I really felt like the mom was pushing this on us. I asked her to keep our conversation between just the two of us, because I didn't want the other boy's feelings hurt, but I told her that I felt like she had put our family, and especially my DS in a very awkward and uncomfortable position.
Essentially she extended an invitation to someone to go to WDW, and we were put in the position of saying No if we didn't feel like it was something that we wanted to do.
Of course the sad part to me is that at the beginning of her phone call she told me that the kids were planning to get together during the upcoming weekend and that my DS would be hearing from them. Of course he didn't, which makes me believe that she did discuss this with her DD & the boy.
We haven't rented the points to her yet, my DH and she have been playing phone tag.
Just a frustrating & upsetting situation. I really can't imagine extending an invitation to someone and then calling someone else to put that kid up.![]()

I have a "friend" just like her. I am slowly learning how to say NO.Wow! Are you sure you don't know her
It really is like that, the whole "good guy" part. I really don't like someone
making me the "bad guy" because they spoke out of turn and also because
they don't want to get a large enough villa to take everyone themselves. She
mentioned a 2bdrm or 2 studios since there would be 5, but when she left a message
for my DH about the points, she was only asking for enough to get 1 studio (VWL) for 5.

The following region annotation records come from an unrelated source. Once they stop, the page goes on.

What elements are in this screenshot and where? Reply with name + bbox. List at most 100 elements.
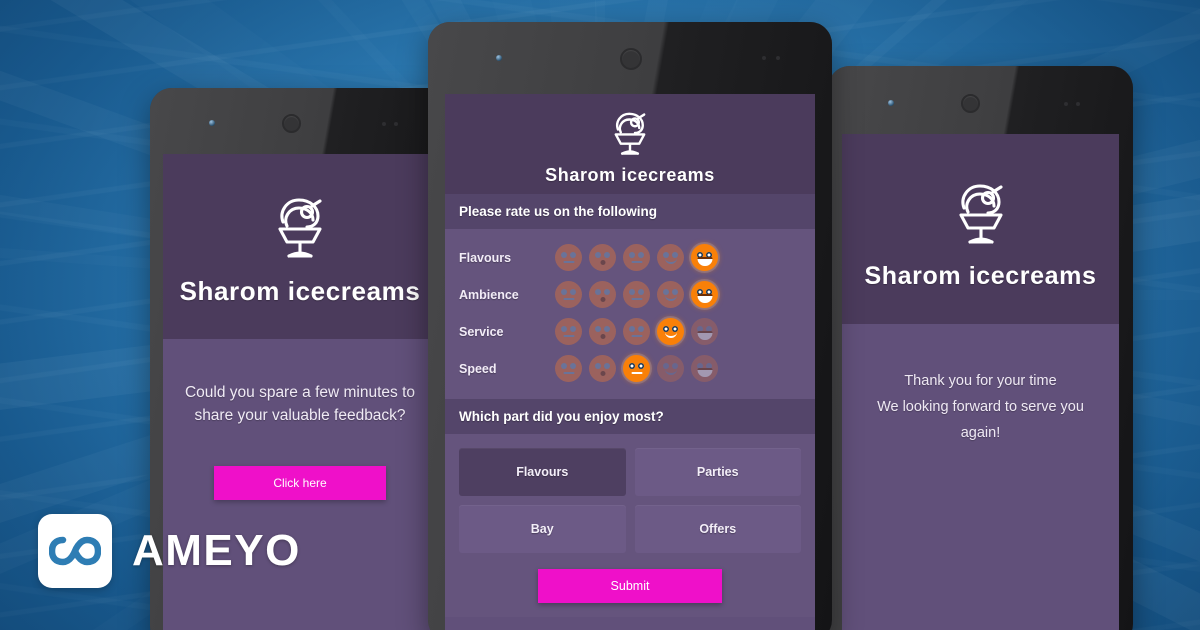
sensor-icon	[382, 122, 386, 126]
feedback-form-screen: Sharom icecreams Please rate us on the f…	[445, 94, 815, 630]
rating-face-4[interactable]	[657, 244, 684, 271]
face-eye	[604, 289, 610, 295]
face-eye	[595, 289, 601, 295]
face-mouth	[563, 335, 574, 337]
rating-face-3[interactable]	[623, 318, 650, 345]
rating-row-label: Ambience	[459, 287, 519, 302]
face-mouth	[600, 334, 605, 339]
front-camera-icon	[209, 120, 215, 126]
rating-face-5[interactable]	[691, 281, 718, 308]
phone-right-screen: Sharom icecreams Thank you for your time…	[842, 134, 1119, 630]
rating-scale	[555, 355, 718, 382]
rating-face-2[interactable]	[589, 318, 616, 345]
rating-face-5[interactable]	[691, 244, 718, 271]
sensor-icon	[762, 56, 766, 60]
phone-center-screen: Sharom icecreams Please rate us on the f…	[445, 94, 815, 630]
ice-cream-sundae-icon	[608, 108, 652, 158]
click-here-button[interactable]: Click here	[214, 465, 386, 500]
rate-section-title: Please rate us on the following	[445, 194, 815, 229]
face-mouth	[697, 294, 712, 303]
rating-face-2[interactable]	[589, 355, 616, 382]
face-eye	[595, 363, 601, 369]
face-mouth	[697, 257, 712, 266]
front-camera-icon	[888, 100, 894, 106]
rating-face-5[interactable]	[691, 318, 718, 345]
rating-face-1[interactable]	[555, 244, 582, 271]
sensor-icon	[1064, 102, 1068, 106]
ice-cream-sundae-icon	[269, 192, 331, 262]
rating-face-4[interactable]	[657, 318, 684, 345]
face-eye	[570, 326, 576, 332]
face-eye	[638, 363, 644, 369]
face-eye	[561, 252, 567, 258]
rating-face-4[interactable]	[657, 355, 684, 382]
face-mouth	[631, 372, 642, 374]
enjoy-option-offers[interactable]: Offers	[634, 505, 801, 553]
face-eye	[629, 363, 635, 369]
rating-face-3[interactable]	[623, 244, 650, 271]
sensor-icon	[1076, 102, 1080, 106]
phone-center: Sharom icecreams Please rate us on the f…	[428, 22, 832, 630]
enjoy-section-title: Which part did you enjoy most?	[445, 399, 815, 434]
face-mouth	[563, 298, 574, 300]
rating-face-1[interactable]	[555, 355, 582, 382]
face-mouth	[600, 260, 605, 265]
rating-row-label: Service	[459, 324, 504, 339]
app-logo-text: Sharom icecreams	[179, 276, 421, 306]
thank-you-line-2: We looking forward to serve you again!	[877, 399, 1084, 442]
rating-row: Flavours	[445, 239, 815, 276]
front-camera-icon	[496, 55, 502, 61]
face-eye	[561, 326, 567, 332]
face-mouth	[631, 261, 642, 263]
enjoy-option-flavours[interactable]: Flavours	[459, 448, 626, 496]
app-logo-text: Sharom icecreams	[545, 165, 715, 185]
rating-face-1[interactable]	[555, 281, 582, 308]
ameyo-wordmark: AMEYO	[132, 526, 301, 575]
app-header-center: Sharom icecreams	[445, 94, 815, 194]
sensor-icon	[776, 56, 780, 60]
face-eye	[638, 289, 644, 295]
enjoy-option-bay[interactable]: Bay	[459, 505, 626, 553]
face-eye	[629, 252, 635, 258]
rating-face-5[interactable]	[691, 355, 718, 382]
rating-row: Service	[445, 313, 815, 350]
face-mouth	[631, 298, 642, 300]
face-eye	[595, 326, 601, 332]
rating-face-1[interactable]	[555, 318, 582, 345]
face-eye	[595, 252, 601, 258]
rating-face-3[interactable]	[623, 355, 650, 382]
rating-face-3[interactable]	[623, 281, 650, 308]
face-eye	[638, 326, 644, 332]
face-eye	[561, 289, 567, 295]
sensor-icon	[394, 122, 398, 126]
thank-you-line-1: Thank you for your time	[904, 373, 1057, 389]
enjoy-option-parties[interactable]: Parties	[634, 448, 801, 496]
submit-row: Submit	[445, 563, 815, 617]
rating-face-4[interactable]	[657, 281, 684, 308]
rating-row-label: Flavours	[459, 250, 512, 265]
rating-row: Ambience	[445, 276, 815, 313]
face-eye	[570, 252, 576, 258]
welcome-prompt: Could you spare a few minutes to share y…	[184, 384, 416, 425]
rating-face-2[interactable]	[589, 244, 616, 271]
app-logo-text: Sharom icecreams	[864, 261, 1097, 290]
face-eye	[570, 289, 576, 295]
face-mouth	[563, 372, 574, 374]
rating-scale	[555, 244, 718, 271]
face-eye	[604, 326, 610, 332]
earpiece-icon	[961, 94, 980, 113]
rating-face-2[interactable]	[589, 281, 616, 308]
face-mouth	[664, 369, 677, 375]
face-mouth	[664, 332, 677, 338]
earpiece-icon	[620, 48, 642, 70]
face-eye	[629, 326, 635, 332]
face-mouth	[631, 335, 642, 337]
face-eye	[638, 252, 644, 258]
thank-you-body: Thank you for your time We looking forwa…	[842, 324, 1119, 630]
submit-button[interactable]: Submit	[538, 569, 722, 603]
face-eye	[570, 363, 576, 369]
face-mouth	[563, 261, 574, 263]
face-mouth	[600, 297, 605, 302]
rating-list: Flavours Ambience Service Speed	[445, 229, 815, 399]
face-mouth	[664, 258, 677, 264]
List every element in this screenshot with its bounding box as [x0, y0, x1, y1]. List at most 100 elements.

I think you are right about thepart. We have been at WDW at the same time over the years, and it made for some stressful moments. My DS hasn't said that he would like to take the boy. He would love to be down there at the same time as the girl, since they have been friends for 9 years. We wouldn't even be at the same resort. It's not like they would be down the hall as far as the boys getting together with the girls. I have a strong feeling that if we were to do it we (our family) would be completely on their schedule because of having the boy with us and so then our DS would want to be with the girls all the time since the boy would.
Someone mentioned family vacations. I will say that I do treasure these. We have taken friend, Ours & our kids with us before. The difference? We asked them, we chose them to vacation with.As of now, we aren't on the hook for anything, but I'm sure this will come backi to bite in some way. She's not shy about saying things. I mostly think that she has said negative things about this to her DD & the boys, so it may be a problem for our DS.